Called the PHOCNOSIS Project, experts from St George’s, University of London are involved in designing the device and will test the prototype when it is created.

Professor Paul Collinson, from St George’s, University of London, said there is currently no portable device that is sensitive enough to detect heart damage without sending blood to the lab.

He said being able to rapidly diagnose heart disease would change people’s experiences of hospitals.

“We are focusing on heart disease as it is the largest single medical condition that brings people to hospital. But of the people who come in with suspected heart attacks, 70% do not have one” he said.

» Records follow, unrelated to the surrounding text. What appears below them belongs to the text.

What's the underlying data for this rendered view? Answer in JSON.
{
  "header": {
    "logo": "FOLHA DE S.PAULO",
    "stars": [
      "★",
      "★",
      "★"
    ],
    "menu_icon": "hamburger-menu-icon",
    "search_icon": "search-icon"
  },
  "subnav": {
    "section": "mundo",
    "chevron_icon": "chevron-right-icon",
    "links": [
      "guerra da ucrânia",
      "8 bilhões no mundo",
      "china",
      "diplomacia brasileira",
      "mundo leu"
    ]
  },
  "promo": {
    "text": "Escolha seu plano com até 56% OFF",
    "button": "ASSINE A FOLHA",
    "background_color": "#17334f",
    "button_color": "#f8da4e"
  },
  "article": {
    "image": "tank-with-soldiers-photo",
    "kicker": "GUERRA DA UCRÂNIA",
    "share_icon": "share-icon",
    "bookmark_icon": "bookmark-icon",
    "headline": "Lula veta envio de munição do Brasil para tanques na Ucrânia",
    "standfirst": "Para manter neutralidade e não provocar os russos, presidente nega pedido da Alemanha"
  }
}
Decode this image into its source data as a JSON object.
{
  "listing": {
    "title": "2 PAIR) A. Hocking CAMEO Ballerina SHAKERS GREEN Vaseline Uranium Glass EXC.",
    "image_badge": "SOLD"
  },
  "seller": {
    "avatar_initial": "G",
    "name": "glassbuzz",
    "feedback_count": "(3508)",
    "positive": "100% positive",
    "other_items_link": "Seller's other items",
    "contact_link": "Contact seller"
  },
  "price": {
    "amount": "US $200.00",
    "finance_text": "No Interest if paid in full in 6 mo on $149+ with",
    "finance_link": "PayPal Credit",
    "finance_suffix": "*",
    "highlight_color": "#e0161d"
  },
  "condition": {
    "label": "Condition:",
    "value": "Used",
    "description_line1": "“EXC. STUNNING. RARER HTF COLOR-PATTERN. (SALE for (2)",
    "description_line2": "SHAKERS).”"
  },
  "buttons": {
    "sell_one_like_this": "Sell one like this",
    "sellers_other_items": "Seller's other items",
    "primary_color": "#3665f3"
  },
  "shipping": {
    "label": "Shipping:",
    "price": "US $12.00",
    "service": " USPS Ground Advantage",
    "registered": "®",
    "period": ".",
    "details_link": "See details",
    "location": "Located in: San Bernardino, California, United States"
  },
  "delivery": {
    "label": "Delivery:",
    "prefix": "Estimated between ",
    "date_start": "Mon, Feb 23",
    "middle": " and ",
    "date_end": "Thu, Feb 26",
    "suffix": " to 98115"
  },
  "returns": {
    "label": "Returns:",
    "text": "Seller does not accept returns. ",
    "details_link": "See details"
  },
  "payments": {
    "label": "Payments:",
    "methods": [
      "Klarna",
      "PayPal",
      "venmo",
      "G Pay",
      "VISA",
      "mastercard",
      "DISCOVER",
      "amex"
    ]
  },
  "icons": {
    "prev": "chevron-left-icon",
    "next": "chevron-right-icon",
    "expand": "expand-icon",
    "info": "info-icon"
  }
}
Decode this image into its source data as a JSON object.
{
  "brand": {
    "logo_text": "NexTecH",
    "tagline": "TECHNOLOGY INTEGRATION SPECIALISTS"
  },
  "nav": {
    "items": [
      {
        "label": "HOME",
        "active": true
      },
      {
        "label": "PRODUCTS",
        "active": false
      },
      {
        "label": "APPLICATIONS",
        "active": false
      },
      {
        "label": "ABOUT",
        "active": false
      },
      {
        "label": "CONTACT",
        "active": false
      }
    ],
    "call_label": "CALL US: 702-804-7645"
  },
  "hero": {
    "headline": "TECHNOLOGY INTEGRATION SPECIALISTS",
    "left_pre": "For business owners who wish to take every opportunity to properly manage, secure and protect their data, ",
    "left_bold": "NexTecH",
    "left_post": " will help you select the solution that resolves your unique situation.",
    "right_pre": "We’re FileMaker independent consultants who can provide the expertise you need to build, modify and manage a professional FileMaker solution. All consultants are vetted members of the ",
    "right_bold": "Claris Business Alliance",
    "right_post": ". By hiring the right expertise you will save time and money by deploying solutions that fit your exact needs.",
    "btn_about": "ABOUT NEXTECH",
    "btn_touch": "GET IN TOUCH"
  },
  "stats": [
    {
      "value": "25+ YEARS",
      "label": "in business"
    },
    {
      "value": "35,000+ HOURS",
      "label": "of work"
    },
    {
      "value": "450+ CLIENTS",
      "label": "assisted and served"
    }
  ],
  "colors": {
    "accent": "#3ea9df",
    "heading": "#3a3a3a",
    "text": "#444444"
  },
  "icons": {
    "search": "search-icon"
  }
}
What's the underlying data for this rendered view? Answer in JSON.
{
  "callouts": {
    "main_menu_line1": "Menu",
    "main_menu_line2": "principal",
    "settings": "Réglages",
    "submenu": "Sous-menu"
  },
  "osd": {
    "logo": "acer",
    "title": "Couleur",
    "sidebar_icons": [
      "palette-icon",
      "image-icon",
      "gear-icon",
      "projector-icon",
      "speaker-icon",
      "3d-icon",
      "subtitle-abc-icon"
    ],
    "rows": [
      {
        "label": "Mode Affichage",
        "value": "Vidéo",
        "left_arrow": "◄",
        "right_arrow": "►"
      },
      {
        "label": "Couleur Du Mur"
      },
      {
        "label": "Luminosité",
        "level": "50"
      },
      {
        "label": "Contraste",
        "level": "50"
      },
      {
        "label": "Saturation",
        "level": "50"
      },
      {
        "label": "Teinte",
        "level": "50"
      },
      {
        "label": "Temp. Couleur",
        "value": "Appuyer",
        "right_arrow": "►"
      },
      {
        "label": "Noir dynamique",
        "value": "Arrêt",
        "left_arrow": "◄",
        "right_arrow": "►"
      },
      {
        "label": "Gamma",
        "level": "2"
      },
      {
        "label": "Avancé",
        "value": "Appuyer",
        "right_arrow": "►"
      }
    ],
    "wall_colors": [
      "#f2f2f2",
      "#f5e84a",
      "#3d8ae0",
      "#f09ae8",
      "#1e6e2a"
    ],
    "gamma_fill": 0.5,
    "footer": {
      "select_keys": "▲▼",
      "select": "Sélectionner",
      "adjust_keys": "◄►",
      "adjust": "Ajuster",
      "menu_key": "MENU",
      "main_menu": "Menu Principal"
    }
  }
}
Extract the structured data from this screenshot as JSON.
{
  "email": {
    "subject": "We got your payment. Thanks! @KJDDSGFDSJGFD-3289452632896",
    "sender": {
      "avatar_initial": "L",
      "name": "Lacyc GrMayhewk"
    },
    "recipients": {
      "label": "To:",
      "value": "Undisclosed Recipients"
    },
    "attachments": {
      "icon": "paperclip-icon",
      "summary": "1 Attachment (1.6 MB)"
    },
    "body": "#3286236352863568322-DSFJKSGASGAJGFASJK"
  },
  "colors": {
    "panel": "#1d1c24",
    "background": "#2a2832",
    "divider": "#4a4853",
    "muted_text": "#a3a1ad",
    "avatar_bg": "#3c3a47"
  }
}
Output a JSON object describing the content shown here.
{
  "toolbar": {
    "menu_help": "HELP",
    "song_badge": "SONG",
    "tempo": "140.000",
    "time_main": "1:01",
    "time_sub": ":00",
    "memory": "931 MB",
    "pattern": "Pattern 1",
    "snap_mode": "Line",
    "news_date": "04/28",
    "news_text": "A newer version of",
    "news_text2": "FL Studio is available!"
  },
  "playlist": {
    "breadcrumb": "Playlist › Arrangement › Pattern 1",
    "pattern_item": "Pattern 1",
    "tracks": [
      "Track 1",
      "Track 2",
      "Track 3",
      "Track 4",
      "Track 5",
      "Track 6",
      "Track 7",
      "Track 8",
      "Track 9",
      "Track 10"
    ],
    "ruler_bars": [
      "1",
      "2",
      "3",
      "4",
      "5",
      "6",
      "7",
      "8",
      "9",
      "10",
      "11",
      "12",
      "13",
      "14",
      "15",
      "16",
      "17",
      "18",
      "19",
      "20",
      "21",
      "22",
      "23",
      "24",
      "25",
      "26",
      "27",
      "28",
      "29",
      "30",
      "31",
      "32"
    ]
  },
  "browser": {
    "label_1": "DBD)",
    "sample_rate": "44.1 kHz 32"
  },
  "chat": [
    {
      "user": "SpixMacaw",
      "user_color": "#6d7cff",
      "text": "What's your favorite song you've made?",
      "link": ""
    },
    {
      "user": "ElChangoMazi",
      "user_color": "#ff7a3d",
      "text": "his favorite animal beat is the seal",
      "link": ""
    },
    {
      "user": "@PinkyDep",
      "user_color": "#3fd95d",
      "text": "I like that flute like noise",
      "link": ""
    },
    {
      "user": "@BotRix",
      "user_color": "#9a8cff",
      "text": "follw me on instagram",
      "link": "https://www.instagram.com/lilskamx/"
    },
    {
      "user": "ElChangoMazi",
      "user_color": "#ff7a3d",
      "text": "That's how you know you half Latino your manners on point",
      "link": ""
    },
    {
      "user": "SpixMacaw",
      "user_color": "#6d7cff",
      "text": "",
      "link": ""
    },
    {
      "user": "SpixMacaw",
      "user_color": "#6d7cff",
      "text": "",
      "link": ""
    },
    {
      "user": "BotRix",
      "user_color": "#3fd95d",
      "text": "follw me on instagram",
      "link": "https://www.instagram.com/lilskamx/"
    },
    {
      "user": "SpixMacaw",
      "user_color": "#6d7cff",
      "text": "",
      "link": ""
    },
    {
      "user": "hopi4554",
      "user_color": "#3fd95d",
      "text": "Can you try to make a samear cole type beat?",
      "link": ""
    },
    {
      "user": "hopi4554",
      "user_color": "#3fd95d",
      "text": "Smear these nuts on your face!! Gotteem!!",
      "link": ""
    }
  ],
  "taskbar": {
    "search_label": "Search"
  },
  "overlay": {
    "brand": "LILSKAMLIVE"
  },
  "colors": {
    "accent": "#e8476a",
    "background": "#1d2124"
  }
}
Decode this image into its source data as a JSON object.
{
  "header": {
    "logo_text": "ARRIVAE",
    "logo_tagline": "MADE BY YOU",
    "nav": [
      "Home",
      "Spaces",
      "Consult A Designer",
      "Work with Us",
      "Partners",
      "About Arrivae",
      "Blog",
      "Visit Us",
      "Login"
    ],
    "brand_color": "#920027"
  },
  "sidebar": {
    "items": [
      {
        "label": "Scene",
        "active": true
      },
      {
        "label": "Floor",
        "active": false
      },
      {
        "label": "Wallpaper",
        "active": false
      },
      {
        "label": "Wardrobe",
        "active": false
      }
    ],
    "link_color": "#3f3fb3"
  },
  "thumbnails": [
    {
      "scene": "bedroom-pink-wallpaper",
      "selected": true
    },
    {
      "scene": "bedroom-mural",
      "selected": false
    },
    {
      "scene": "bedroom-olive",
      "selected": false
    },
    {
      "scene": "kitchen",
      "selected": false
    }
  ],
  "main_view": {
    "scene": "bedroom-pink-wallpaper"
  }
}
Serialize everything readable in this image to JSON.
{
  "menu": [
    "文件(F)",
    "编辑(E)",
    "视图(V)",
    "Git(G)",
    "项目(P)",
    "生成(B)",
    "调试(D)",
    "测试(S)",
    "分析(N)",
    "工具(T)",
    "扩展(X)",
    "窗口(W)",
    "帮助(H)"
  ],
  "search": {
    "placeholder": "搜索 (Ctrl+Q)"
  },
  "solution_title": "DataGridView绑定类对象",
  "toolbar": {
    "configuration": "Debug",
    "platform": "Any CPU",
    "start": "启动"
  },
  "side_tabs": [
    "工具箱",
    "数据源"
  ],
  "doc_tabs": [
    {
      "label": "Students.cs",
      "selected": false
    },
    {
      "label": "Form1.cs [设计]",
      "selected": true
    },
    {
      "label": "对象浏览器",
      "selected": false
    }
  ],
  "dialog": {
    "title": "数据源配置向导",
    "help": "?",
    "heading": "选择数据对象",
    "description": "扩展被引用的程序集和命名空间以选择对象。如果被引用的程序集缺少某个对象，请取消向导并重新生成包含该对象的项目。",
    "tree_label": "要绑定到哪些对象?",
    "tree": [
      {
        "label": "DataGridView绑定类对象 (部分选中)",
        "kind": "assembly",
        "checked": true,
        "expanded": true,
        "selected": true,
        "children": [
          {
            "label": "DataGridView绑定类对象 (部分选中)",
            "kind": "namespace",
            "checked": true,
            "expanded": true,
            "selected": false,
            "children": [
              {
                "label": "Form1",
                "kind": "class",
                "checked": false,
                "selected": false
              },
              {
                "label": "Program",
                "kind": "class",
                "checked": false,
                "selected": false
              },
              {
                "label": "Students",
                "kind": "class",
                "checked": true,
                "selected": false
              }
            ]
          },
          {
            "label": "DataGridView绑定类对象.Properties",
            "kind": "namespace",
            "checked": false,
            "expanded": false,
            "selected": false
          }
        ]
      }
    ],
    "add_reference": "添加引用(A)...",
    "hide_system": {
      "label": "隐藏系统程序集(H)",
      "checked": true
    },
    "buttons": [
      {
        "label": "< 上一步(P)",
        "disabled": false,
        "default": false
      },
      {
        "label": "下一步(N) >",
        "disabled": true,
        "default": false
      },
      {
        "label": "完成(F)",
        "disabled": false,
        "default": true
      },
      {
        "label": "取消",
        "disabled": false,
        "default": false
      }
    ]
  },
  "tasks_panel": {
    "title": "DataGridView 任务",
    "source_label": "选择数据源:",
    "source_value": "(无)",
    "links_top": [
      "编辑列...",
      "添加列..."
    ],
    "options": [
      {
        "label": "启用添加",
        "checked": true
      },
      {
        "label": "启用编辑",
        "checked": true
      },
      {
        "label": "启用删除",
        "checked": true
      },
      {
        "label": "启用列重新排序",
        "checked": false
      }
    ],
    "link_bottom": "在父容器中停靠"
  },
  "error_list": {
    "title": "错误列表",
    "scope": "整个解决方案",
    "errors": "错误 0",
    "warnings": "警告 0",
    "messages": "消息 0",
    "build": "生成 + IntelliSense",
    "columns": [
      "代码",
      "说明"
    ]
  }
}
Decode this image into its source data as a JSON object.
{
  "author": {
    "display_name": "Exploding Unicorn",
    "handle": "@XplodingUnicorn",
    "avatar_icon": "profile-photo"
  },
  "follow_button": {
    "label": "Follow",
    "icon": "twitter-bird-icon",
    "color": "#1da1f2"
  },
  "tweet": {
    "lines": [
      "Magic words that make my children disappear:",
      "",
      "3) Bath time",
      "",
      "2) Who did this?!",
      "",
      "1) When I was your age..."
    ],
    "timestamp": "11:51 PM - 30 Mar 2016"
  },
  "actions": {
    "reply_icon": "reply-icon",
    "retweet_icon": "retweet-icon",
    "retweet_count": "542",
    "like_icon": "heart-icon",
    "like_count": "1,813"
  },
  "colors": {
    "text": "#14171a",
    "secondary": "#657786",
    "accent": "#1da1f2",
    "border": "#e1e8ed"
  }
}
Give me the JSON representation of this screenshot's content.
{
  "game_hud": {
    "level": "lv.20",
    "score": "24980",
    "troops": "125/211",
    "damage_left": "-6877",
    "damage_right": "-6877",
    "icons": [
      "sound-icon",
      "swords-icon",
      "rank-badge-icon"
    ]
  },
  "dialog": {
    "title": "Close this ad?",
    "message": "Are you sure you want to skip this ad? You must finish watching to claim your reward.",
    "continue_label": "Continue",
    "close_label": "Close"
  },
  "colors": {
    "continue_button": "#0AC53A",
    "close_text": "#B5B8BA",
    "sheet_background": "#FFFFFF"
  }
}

“The ability to do testing when I’m next to the patient and make a decision has a lot of benefits. It will give patients a better experience as they won’t have to wait in hospital beds for results.”

The device is being developed at Polytechnic University of Valencia using a new nanophotonic sensing technique to detect markers of heart disease. Each test would cost less than £3.

Blood tests account for 70% of medical decisions and clinical trials have shown that patient satisfaction is improved when results are delivered quickly.

The project is funded by the European Union Horizon 2020 program and involves the Polytechnic University of Valencia, Bionos Biotech SL  and Genera Biotech SL (Spain), Fraunhofer-Gesellschaft and CDA GmbH (Germany), University of Twente (Netherlands), University of Aalborg (Denmark), EV Group GmbH (Austria) and Art of Technology AG (Switzerland).